Abstract

We present measurements of the clustering of galaxies as a function of their stellar mass in the Baryon Oscillation Spectroscopic Survey. We compare the clustering of samples using 12 different methods for estimating stellar mass, isolating the method that has the smallest scatter at fixed halo mass. In this test, the stellar mass estimate with the smallest errors yields the highest amplitude of clustering at fixed number density. We find that the PCA stellar masses of Chen et al. clearly have the tightest correlation with halo mass.
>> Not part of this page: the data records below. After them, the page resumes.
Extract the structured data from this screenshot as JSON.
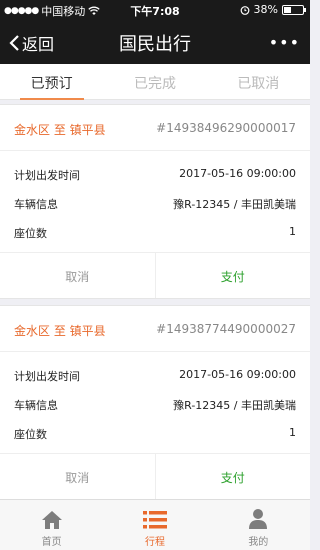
{
  "status_bar": {
    "signal_dots": "●●●●●",
    "carrier": "中国移动",
    "wifi_icon": "wifi-icon",
    "time": "下午7:08",
    "alarm_icon": "alarm-icon",
    "battery_percent": "38%",
    "battery_level": 0.38
  },
  "nav": {
    "back_label": "返回",
    "title": "国民出行",
    "more_label": "•••"
  },
  "tabs": [
    {
      "label": "已预订",
      "active": true
    },
    {
      "label": "已完成",
      "active": false
    },
    {
      "label": "已取消",
      "active": false
    }
  ],
  "orders": [
    {
      "route": "金水区 至 镇平县",
      "order_no": "#14938496290000017",
      "fields": [
        {
          "label": "计划出发时间",
          "value": "2017-05-16 09:00:00"
        },
        {
          "label": "车辆信息",
          "value": "豫R-12345 / 丰田凯美瑞"
        },
        {
          "label": "座位数",
          "value": "1"
        }
      ],
      "cancel_label": "取消",
      "pay_label": "支付"
    },
    {
      "route": "金水区 至 镇平县",
      "order_no": "#14938774490000027",
      "fields": [
        {
          "label": "计划出发时间",
          "value": "2017-05-16 09:00:00"
        },
        {
          "label": "车辆信息",
          "value": "豫R-12345 / 丰田凯美瑞"
        },
        {
          "label": "座位数",
          "value": "1"
        }
      ],
      "cancel_label": "取消",
      "pay_label": "支付"
    }
  ],
  "tabbar": [
    {
      "label": "首页",
      "icon": "home-icon",
      "active": false
    },
    {
      "label": "行程",
      "icon": "list-icon",
      "active": true
    },
    {
      "label": "我的",
      "icon": "person-icon",
      "active": false
    }
  ],
  "colors": {
    "accent": "#e8692c",
    "pay_green": "#2ba02b",
    "nav_bg": "#1a1a1a"
  }
}
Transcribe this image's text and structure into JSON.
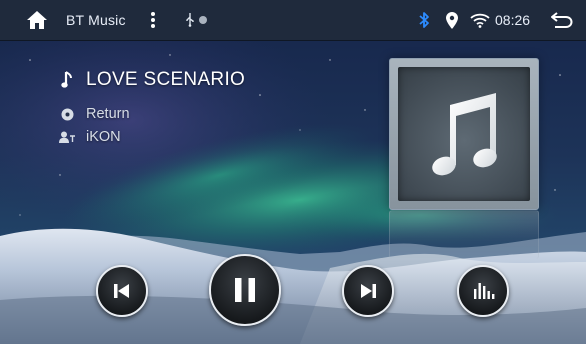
{
  "status_bar": {
    "title": "BT Music",
    "time": "08:26",
    "icons": [
      "home-icon",
      "more-vert-icon",
      "usb-icon",
      "record-dot-icon",
      "bluetooth-icon",
      "location-pin-icon",
      "wifi-icon",
      "back-icon"
    ]
  },
  "now_playing": {
    "song_title": "LOVE SCENARIO",
    "album": "Return",
    "artist": "iKON"
  },
  "controls": [
    "previous-track-icon",
    "pause-icon",
    "next-track-icon",
    "equalizer-icon"
  ],
  "colors": {
    "status_bar_bg": "#1f2a3c",
    "bluetooth_accent": "#2d8cff",
    "text": "#ffffff",
    "aurora_green": "#2fae84"
  }
}
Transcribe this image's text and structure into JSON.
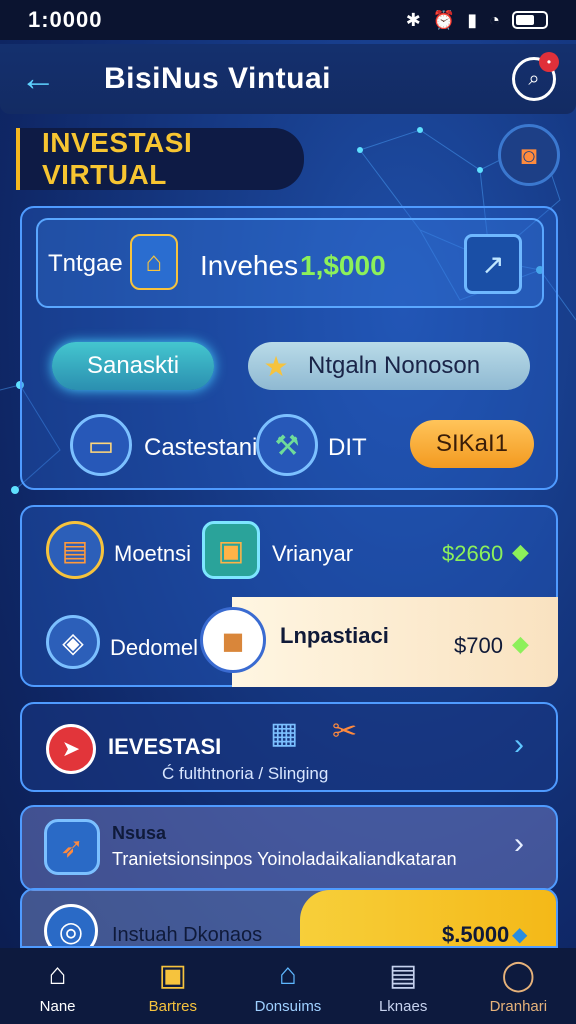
{
  "status_bar": {
    "time": "1:0000"
  },
  "header": {
    "title": "BisiNus Vintuai"
  },
  "banner": {
    "text": "INVESTASI VIRTUAL"
  },
  "investment_card": {
    "label": "Tntgae",
    "invest_label": "Invehes",
    "invest_amount": "1,$000",
    "pill_left": "Sanaskti",
    "pill_right": "Ntgaln Nonoson",
    "item_left_label": "Castestani",
    "item_right_label": "DIT",
    "action_button": "SIKaI1"
  },
  "summary_card": {
    "row1_left": "Moetnsi",
    "row1_right": "Vrianyar",
    "row1_value": "$2660",
    "row2_left": "Dedomel",
    "row2_right": "Lnpastiaci",
    "row2_value": "$700"
  },
  "list": [
    {
      "title": "IEVESTASI",
      "subtitle": "Ć fulthtnoria  /  Slinging"
    },
    {
      "title": "Nsusa",
      "subtitle": "Tranietsionsinpos Yoinoladaikaliandkataran"
    },
    {
      "title": "Instuah Dkonaos",
      "value": "$.5000"
    }
  ],
  "nav": [
    {
      "label": "Nane"
    },
    {
      "label": "Bartres"
    },
    {
      "label": "Donsuims"
    },
    {
      "label": "Lknaes"
    },
    {
      "label": "Dranhari"
    }
  ],
  "colors": {
    "accent": "#5fd3ff",
    "gold": "#f7c531",
    "green": "#8cf05a",
    "orange": "#f5a02a"
  }
}
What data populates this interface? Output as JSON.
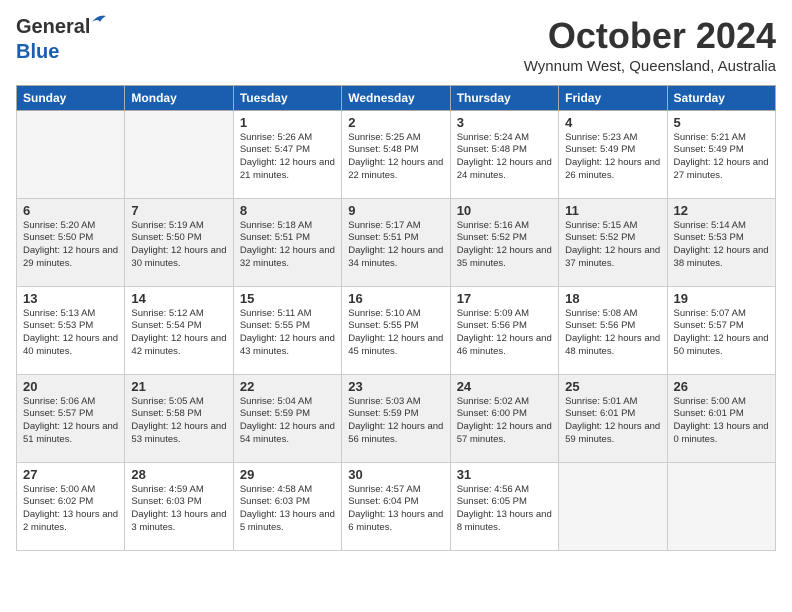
{
  "header": {
    "logo": {
      "general": "General",
      "blue": "Blue",
      "tagline": "GeneralBlue"
    },
    "title": "October 2024",
    "subtitle": "Wynnum West, Queensland, Australia"
  },
  "columns": [
    "Sunday",
    "Monday",
    "Tuesday",
    "Wednesday",
    "Thursday",
    "Friday",
    "Saturday"
  ],
  "weeks": [
    [
      {
        "day": "",
        "sunrise": "",
        "sunset": "",
        "daylight": ""
      },
      {
        "day": "",
        "sunrise": "",
        "sunset": "",
        "daylight": ""
      },
      {
        "day": "1",
        "sunrise": "Sunrise: 5:26 AM",
        "sunset": "Sunset: 5:47 PM",
        "daylight": "Daylight: 12 hours and 21 minutes."
      },
      {
        "day": "2",
        "sunrise": "Sunrise: 5:25 AM",
        "sunset": "Sunset: 5:48 PM",
        "daylight": "Daylight: 12 hours and 22 minutes."
      },
      {
        "day": "3",
        "sunrise": "Sunrise: 5:24 AM",
        "sunset": "Sunset: 5:48 PM",
        "daylight": "Daylight: 12 hours and 24 minutes."
      },
      {
        "day": "4",
        "sunrise": "Sunrise: 5:23 AM",
        "sunset": "Sunset: 5:49 PM",
        "daylight": "Daylight: 12 hours and 26 minutes."
      },
      {
        "day": "5",
        "sunrise": "Sunrise: 5:21 AM",
        "sunset": "Sunset: 5:49 PM",
        "daylight": "Daylight: 12 hours and 27 minutes."
      }
    ],
    [
      {
        "day": "6",
        "sunrise": "Sunrise: 5:20 AM",
        "sunset": "Sunset: 5:50 PM",
        "daylight": "Daylight: 12 hours and 29 minutes."
      },
      {
        "day": "7",
        "sunrise": "Sunrise: 5:19 AM",
        "sunset": "Sunset: 5:50 PM",
        "daylight": "Daylight: 12 hours and 30 minutes."
      },
      {
        "day": "8",
        "sunrise": "Sunrise: 5:18 AM",
        "sunset": "Sunset: 5:51 PM",
        "daylight": "Daylight: 12 hours and 32 minutes."
      },
      {
        "day": "9",
        "sunrise": "Sunrise: 5:17 AM",
        "sunset": "Sunset: 5:51 PM",
        "daylight": "Daylight: 12 hours and 34 minutes."
      },
      {
        "day": "10",
        "sunrise": "Sunrise: 5:16 AM",
        "sunset": "Sunset: 5:52 PM",
        "daylight": "Daylight: 12 hours and 35 minutes."
      },
      {
        "day": "11",
        "sunrise": "Sunrise: 5:15 AM",
        "sunset": "Sunset: 5:52 PM",
        "daylight": "Daylight: 12 hours and 37 minutes."
      },
      {
        "day": "12",
        "sunrise": "Sunrise: 5:14 AM",
        "sunset": "Sunset: 5:53 PM",
        "daylight": "Daylight: 12 hours and 38 minutes."
      }
    ],
    [
      {
        "day": "13",
        "sunrise": "Sunrise: 5:13 AM",
        "sunset": "Sunset: 5:53 PM",
        "daylight": "Daylight: 12 hours and 40 minutes."
      },
      {
        "day": "14",
        "sunrise": "Sunrise: 5:12 AM",
        "sunset": "Sunset: 5:54 PM",
        "daylight": "Daylight: 12 hours and 42 minutes."
      },
      {
        "day": "15",
        "sunrise": "Sunrise: 5:11 AM",
        "sunset": "Sunset: 5:55 PM",
        "daylight": "Daylight: 12 hours and 43 minutes."
      },
      {
        "day": "16",
        "sunrise": "Sunrise: 5:10 AM",
        "sunset": "Sunset: 5:55 PM",
        "daylight": "Daylight: 12 hours and 45 minutes."
      },
      {
        "day": "17",
        "sunrise": "Sunrise: 5:09 AM",
        "sunset": "Sunset: 5:56 PM",
        "daylight": "Daylight: 12 hours and 46 minutes."
      },
      {
        "day": "18",
        "sunrise": "Sunrise: 5:08 AM",
        "sunset": "Sunset: 5:56 PM",
        "daylight": "Daylight: 12 hours and 48 minutes."
      },
      {
        "day": "19",
        "sunrise": "Sunrise: 5:07 AM",
        "sunset": "Sunset: 5:57 PM",
        "daylight": "Daylight: 12 hours and 50 minutes."
      }
    ],
    [
      {
        "day": "20",
        "sunrise": "Sunrise: 5:06 AM",
        "sunset": "Sunset: 5:57 PM",
        "daylight": "Daylight: 12 hours and 51 minutes."
      },
      {
        "day": "21",
        "sunrise": "Sunrise: 5:05 AM",
        "sunset": "Sunset: 5:58 PM",
        "daylight": "Daylight: 12 hours and 53 minutes."
      },
      {
        "day": "22",
        "sunrise": "Sunrise: 5:04 AM",
        "sunset": "Sunset: 5:59 PM",
        "daylight": "Daylight: 12 hours and 54 minutes."
      },
      {
        "day": "23",
        "sunrise": "Sunrise: 5:03 AM",
        "sunset": "Sunset: 5:59 PM",
        "daylight": "Daylight: 12 hours and 56 minutes."
      },
      {
        "day": "24",
        "sunrise": "Sunrise: 5:02 AM",
        "sunset": "Sunset: 6:00 PM",
        "daylight": "Daylight: 12 hours and 57 minutes."
      },
      {
        "day": "25",
        "sunrise": "Sunrise: 5:01 AM",
        "sunset": "Sunset: 6:01 PM",
        "daylight": "Daylight: 12 hours and 59 minutes."
      },
      {
        "day": "26",
        "sunrise": "Sunrise: 5:00 AM",
        "sunset": "Sunset: 6:01 PM",
        "daylight": "Daylight: 13 hours and 0 minutes."
      }
    ],
    [
      {
        "day": "27",
        "sunrise": "Sunrise: 5:00 AM",
        "sunset": "Sunset: 6:02 PM",
        "daylight": "Daylight: 13 hours and 2 minutes."
      },
      {
        "day": "28",
        "sunrise": "Sunrise: 4:59 AM",
        "sunset": "Sunset: 6:03 PM",
        "daylight": "Daylight: 13 hours and 3 minutes."
      },
      {
        "day": "29",
        "sunrise": "Sunrise: 4:58 AM",
        "sunset": "Sunset: 6:03 PM",
        "daylight": "Daylight: 13 hours and 5 minutes."
      },
      {
        "day": "30",
        "sunrise": "Sunrise: 4:57 AM",
        "sunset": "Sunset: 6:04 PM",
        "daylight": "Daylight: 13 hours and 6 minutes."
      },
      {
        "day": "31",
        "sunrise": "Sunrise: 4:56 AM",
        "sunset": "Sunset: 6:05 PM",
        "daylight": "Daylight: 13 hours and 8 minutes."
      },
      {
        "day": "",
        "sunrise": "",
        "sunset": "",
        "daylight": ""
      },
      {
        "day": "",
        "sunrise": "",
        "sunset": "",
        "daylight": ""
      }
    ]
  ]
}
The PCA masses use the full galaxy spectrum, differentiating them from other estimates that only use optical photometric information. Using the PCA masses, we measure the large-scale bias as a function of M-* for galaxies with logM(*) >= 11.4, correcting for incompleteness at the low-mass end of our measurements. Using the abundance matching ansatz to connect dark matter halo mass to stellar mass, we construct theoretical models of b(M-*) that match the same stellar mass function but have different amounts of scatter in stellar mass at fixed halo mass, sigma(logM*). Using this approach, we find sigma(logM*) = 0.18(+0.01) (-0.02). This value includes both intrinsic scatter as well as random errors in the stellar masses. To partially remove the latter, we use repeated spectra to estimate statistical errors on the stellar masses, yielding an upper limit to the intrinsic scatter of 0.16 dex.